Lincoln, along with a group of his closest friends and family, take up arms against the police and take a number of them hostage. That includes officer Mike Randall (Beau Knapp), who shot Kijani and never had to face justice. Well, he’s about to face it now because Lincoln wants to hold a mock trial to judge Randall’s guilt or innocence.
American Skin very easily could’ve been a disaster, and at various turns I thought it would be. Parker takes some really big swings here, and the trial aspect is just one of them. The whole thing seems ludicrous; a hostage situation that turns into a court case presided over by Lincoln, a bunch of inmates released to be jurors, and attended by handcuffed and very angry cops. Meanwhile, Jordin is there to film the entire thing as part of Lincoln’s master scheme.
Surprisingly, the trial turns out to be incredibly effective and the lynchpin of the entire movie. Parker doesn’t make it easy, either. It would have been simple to pain everyone in that room in black and white terms: the cops are evil and in the wrong, while their victims are purely innocent. Instead, Parker gives the police a voice as well, to express their fears, concerns, and yes, even their biases. In short, they seem like real police officers. Some of the conversations come across as preachy, and there’s a sudden admission that comes out of nowhere like it’s the final minute of an episode of Law & Order, but for the most part Parker provides a real-sounding discussion between groups that typically speak past one another.

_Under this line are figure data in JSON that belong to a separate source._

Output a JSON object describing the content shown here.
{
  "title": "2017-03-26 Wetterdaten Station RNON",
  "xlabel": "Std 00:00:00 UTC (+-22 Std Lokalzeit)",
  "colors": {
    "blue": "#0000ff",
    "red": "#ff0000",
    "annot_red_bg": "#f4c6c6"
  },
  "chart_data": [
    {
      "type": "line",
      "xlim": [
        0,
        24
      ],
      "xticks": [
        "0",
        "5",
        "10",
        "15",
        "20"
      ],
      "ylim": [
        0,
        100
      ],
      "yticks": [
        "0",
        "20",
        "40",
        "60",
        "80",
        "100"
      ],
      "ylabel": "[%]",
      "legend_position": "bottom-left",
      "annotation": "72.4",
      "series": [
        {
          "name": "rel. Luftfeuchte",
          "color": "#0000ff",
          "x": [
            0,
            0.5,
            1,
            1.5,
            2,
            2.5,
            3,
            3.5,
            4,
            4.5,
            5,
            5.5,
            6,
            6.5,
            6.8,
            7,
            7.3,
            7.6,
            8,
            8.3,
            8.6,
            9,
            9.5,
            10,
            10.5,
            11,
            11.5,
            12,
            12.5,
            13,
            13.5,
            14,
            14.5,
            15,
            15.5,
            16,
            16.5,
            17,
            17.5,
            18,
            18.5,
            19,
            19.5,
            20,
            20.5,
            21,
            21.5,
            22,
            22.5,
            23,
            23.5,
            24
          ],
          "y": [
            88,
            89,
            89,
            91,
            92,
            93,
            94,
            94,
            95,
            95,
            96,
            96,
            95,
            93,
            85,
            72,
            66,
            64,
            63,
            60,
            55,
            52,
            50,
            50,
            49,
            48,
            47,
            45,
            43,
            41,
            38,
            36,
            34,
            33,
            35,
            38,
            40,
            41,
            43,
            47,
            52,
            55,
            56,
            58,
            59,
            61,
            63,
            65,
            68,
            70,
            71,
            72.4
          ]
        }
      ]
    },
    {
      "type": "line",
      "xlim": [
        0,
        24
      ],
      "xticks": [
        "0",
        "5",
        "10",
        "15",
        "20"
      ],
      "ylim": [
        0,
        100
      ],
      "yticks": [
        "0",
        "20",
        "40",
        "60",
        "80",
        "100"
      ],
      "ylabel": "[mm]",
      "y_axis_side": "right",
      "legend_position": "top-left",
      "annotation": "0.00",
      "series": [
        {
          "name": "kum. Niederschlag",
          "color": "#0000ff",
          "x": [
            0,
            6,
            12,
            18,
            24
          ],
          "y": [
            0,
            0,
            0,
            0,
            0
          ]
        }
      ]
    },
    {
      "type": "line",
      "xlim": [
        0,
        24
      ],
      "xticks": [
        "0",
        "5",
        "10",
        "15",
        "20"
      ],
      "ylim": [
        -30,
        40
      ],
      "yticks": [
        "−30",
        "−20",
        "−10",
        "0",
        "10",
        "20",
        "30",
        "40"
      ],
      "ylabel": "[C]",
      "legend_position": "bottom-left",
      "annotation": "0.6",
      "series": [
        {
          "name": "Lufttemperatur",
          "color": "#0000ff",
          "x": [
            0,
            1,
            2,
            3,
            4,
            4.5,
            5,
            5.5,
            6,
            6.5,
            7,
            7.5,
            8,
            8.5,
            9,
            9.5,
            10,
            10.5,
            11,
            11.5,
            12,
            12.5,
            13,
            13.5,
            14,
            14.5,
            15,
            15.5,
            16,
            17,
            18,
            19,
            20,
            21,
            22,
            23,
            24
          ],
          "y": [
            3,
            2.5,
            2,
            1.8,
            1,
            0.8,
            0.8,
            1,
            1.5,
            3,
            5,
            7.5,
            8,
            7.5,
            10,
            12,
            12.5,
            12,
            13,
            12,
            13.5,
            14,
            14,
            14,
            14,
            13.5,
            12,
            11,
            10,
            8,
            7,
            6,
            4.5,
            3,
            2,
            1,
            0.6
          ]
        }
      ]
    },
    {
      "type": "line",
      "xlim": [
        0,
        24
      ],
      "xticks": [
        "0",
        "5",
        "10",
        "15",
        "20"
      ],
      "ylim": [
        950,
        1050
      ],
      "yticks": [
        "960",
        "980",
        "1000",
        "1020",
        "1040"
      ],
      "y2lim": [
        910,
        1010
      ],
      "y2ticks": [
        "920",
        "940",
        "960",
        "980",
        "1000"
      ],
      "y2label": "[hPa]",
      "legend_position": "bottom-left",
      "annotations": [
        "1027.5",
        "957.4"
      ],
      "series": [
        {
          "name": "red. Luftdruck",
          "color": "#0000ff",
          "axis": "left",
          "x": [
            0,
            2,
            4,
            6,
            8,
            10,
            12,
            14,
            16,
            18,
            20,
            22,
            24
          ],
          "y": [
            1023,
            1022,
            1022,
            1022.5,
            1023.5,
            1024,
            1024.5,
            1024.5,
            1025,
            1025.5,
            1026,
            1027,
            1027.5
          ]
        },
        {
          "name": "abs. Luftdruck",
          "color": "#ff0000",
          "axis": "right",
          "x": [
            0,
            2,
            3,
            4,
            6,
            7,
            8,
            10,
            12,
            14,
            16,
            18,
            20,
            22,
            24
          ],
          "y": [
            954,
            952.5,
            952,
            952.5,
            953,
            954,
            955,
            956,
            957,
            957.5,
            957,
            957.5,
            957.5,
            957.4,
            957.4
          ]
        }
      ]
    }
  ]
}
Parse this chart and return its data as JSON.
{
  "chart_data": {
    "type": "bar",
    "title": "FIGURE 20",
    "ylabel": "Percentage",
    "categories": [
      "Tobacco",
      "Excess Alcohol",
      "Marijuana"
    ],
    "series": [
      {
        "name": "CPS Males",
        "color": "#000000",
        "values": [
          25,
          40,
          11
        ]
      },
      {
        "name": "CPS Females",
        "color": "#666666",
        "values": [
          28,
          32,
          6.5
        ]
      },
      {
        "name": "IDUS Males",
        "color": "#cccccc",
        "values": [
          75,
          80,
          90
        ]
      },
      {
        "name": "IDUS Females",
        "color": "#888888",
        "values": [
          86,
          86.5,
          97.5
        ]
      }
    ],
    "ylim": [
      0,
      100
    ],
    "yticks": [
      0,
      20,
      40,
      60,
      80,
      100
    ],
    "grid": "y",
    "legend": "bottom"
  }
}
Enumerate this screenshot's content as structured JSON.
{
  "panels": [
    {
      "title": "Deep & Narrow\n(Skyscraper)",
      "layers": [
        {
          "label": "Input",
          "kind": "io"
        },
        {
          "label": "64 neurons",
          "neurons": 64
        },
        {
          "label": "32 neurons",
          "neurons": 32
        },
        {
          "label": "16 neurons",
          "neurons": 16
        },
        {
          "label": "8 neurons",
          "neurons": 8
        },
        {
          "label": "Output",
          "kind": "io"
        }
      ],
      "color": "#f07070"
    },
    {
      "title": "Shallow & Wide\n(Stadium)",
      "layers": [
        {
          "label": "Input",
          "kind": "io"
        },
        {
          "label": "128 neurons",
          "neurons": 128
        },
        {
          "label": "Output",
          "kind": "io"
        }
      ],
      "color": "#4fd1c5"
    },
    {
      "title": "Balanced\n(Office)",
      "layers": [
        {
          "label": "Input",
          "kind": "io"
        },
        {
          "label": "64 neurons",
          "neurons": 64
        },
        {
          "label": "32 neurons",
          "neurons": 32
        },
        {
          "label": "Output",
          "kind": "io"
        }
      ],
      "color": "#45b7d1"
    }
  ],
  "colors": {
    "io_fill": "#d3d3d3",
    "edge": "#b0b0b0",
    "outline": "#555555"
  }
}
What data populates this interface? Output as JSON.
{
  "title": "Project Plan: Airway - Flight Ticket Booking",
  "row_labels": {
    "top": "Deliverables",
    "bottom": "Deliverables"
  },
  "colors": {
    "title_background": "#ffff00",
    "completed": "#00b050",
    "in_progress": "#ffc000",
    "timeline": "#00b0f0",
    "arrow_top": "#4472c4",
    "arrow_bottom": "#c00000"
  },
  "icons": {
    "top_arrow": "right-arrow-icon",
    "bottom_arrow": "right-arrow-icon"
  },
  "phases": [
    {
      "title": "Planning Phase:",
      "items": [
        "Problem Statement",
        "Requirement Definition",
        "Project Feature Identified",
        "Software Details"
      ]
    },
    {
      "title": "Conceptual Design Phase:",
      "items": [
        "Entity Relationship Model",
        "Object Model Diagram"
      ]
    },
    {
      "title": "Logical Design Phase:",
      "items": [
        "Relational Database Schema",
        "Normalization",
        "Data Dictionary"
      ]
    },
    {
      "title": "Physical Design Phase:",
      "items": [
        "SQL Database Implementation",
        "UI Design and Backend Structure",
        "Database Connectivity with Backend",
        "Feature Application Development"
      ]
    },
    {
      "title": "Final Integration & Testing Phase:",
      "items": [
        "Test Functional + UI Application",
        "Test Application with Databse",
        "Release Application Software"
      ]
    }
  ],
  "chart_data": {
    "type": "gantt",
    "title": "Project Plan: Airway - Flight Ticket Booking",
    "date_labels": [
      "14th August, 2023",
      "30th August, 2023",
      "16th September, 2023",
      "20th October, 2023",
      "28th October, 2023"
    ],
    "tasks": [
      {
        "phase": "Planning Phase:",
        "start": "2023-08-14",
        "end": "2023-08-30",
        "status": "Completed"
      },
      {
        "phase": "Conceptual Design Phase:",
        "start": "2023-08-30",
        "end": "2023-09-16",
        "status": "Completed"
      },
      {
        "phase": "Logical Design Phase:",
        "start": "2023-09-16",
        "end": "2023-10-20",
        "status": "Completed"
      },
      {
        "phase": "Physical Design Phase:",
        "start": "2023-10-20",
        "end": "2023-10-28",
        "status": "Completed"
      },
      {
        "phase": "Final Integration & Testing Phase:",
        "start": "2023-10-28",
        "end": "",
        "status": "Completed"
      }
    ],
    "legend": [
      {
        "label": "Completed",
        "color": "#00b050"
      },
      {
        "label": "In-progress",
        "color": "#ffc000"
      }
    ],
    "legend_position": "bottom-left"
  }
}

American Skin is meant to push buttons; it is meant to be over-the-top because going big is how you get attention for important issues. It is as much a societal fairy tale as Mr. Smith Goes to Washington or Falling Down. Not saying it is even remotely in the quality ballpark as those films but Parker wants to affect change using the best tool at his disposal to do it. That’s an admirable thing and American Skin a worthy effort. Let’s just hope those who have written Parker off give it a chance.